Because after all, growth hacking is about experimentation and that is creating hypotheses surrounding innovative strategies and then analyzing or testing them to see if they are truly working. It’s not just marketing strategies.
Implement this in the creation of your product to make sure it fulfills product-market fit and actually test to make sure people actually want it, and are willing to pay for it.
Gather data so you understand your key buyer personas and can target growth marketing tactics accordingly. Update your products at regular intervals and keep getting customer feedback — to keep on the right track.

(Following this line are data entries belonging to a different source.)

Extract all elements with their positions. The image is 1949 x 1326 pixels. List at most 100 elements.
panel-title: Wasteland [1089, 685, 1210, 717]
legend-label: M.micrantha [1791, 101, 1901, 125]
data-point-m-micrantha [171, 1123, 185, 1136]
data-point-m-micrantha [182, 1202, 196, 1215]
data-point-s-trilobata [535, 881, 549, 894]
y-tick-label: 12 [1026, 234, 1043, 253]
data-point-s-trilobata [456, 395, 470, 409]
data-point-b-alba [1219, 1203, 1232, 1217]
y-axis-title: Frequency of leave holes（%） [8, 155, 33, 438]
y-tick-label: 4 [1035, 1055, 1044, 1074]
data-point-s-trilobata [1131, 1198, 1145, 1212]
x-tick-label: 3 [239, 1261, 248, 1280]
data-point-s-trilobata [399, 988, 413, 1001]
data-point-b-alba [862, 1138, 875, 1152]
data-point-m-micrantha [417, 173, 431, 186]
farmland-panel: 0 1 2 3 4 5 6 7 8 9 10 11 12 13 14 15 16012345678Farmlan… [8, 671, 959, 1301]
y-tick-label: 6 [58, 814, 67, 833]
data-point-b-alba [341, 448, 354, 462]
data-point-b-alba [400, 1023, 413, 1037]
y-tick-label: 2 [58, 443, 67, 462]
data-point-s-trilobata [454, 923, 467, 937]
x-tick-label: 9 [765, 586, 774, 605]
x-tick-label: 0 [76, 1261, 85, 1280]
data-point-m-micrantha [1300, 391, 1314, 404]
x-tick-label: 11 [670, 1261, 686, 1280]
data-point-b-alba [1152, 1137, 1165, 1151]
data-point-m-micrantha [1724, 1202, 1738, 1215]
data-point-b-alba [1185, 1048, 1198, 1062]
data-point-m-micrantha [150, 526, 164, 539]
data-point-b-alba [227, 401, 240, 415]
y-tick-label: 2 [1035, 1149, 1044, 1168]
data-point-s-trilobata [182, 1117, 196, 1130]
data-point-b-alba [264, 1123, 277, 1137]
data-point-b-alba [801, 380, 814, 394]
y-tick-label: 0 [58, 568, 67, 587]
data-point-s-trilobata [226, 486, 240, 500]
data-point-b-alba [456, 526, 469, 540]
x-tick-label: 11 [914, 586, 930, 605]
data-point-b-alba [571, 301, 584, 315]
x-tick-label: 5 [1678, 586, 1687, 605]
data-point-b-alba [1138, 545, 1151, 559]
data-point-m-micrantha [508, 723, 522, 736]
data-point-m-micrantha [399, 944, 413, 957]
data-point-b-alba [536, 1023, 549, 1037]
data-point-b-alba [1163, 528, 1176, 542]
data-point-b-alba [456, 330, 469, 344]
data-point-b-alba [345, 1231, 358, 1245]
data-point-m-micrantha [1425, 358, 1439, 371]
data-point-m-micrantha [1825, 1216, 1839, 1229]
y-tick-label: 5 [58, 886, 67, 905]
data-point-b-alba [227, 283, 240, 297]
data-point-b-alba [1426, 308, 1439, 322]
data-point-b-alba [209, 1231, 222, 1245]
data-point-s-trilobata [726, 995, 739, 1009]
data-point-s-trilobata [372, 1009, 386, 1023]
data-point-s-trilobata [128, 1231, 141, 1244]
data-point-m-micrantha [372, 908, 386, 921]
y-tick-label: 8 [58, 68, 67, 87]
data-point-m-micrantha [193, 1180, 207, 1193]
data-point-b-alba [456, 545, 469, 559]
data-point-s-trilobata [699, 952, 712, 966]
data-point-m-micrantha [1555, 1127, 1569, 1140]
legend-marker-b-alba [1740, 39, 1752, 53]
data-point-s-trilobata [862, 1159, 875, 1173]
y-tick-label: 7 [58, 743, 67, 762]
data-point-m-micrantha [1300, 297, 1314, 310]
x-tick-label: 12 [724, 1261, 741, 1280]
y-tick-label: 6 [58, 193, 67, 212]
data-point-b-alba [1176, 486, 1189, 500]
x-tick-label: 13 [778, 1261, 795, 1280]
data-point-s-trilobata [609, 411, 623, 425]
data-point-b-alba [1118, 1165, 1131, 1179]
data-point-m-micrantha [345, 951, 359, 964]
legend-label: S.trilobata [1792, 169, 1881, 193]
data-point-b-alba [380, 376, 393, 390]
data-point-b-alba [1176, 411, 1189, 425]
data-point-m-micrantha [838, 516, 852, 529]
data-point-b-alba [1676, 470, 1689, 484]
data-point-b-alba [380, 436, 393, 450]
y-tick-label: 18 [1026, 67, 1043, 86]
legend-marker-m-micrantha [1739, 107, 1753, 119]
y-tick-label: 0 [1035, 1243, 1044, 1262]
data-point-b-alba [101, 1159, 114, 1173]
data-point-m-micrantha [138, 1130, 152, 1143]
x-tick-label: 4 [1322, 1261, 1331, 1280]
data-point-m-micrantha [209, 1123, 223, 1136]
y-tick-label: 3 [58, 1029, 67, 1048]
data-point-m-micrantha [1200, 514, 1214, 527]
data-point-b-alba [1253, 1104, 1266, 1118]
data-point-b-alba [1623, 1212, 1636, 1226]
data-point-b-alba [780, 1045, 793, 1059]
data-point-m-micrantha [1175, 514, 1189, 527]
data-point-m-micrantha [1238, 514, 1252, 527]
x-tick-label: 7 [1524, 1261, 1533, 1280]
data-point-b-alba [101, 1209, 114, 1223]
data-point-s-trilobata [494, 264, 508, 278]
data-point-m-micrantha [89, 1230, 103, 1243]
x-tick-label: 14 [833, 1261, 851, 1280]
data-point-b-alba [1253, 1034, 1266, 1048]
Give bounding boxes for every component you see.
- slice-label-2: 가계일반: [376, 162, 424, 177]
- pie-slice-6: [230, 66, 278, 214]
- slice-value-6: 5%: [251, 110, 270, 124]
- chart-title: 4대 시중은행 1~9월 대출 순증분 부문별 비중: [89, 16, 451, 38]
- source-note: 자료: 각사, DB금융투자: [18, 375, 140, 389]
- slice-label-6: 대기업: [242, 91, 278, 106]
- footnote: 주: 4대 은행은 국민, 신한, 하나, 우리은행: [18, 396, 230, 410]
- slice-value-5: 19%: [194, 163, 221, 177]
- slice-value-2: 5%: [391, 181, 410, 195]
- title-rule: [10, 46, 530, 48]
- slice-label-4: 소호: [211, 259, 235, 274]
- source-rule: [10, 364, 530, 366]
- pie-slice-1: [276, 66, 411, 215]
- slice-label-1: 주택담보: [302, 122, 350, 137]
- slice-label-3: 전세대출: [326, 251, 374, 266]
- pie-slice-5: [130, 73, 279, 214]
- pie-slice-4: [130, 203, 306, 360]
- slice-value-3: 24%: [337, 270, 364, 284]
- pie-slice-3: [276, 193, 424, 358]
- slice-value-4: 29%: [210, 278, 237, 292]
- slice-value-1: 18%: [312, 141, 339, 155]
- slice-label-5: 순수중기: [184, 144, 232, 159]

Market your product to foster continued growth, and inform your strategies by split testing and using other conversion optimization techniques that are crucial for effective growth hacking.
Most importantly, they operate on provable ROI whereby using data to inform every decision you make and tracking the performance of a hack accurately, you can easily see which of your growth hacking strategies are performing as you’d expect and which aren’t.
Obviously growth hacking didn’t start with a vacuum, the growth of growth hacking and its mindset has come with a burst of digital marketing and the testbed of marketers.
Growth Hacking Strategies and Actions
Here are some tools and tactics a growth hacker can use and apply.
- Viral Acquisition
- Paid Acquisition
- Sales Teams
- Content Marketing
- Email Marketing
- Product Marketing
- Social media content
- Search Engine Optimization (SEO)
- A/B testing and analytics
Most importantly, when you adopt these methods to gain exposure or grow your revenue and customer bases rapidly, remember to keep them as low-cost solutions and use the minimum amount of effort or budget.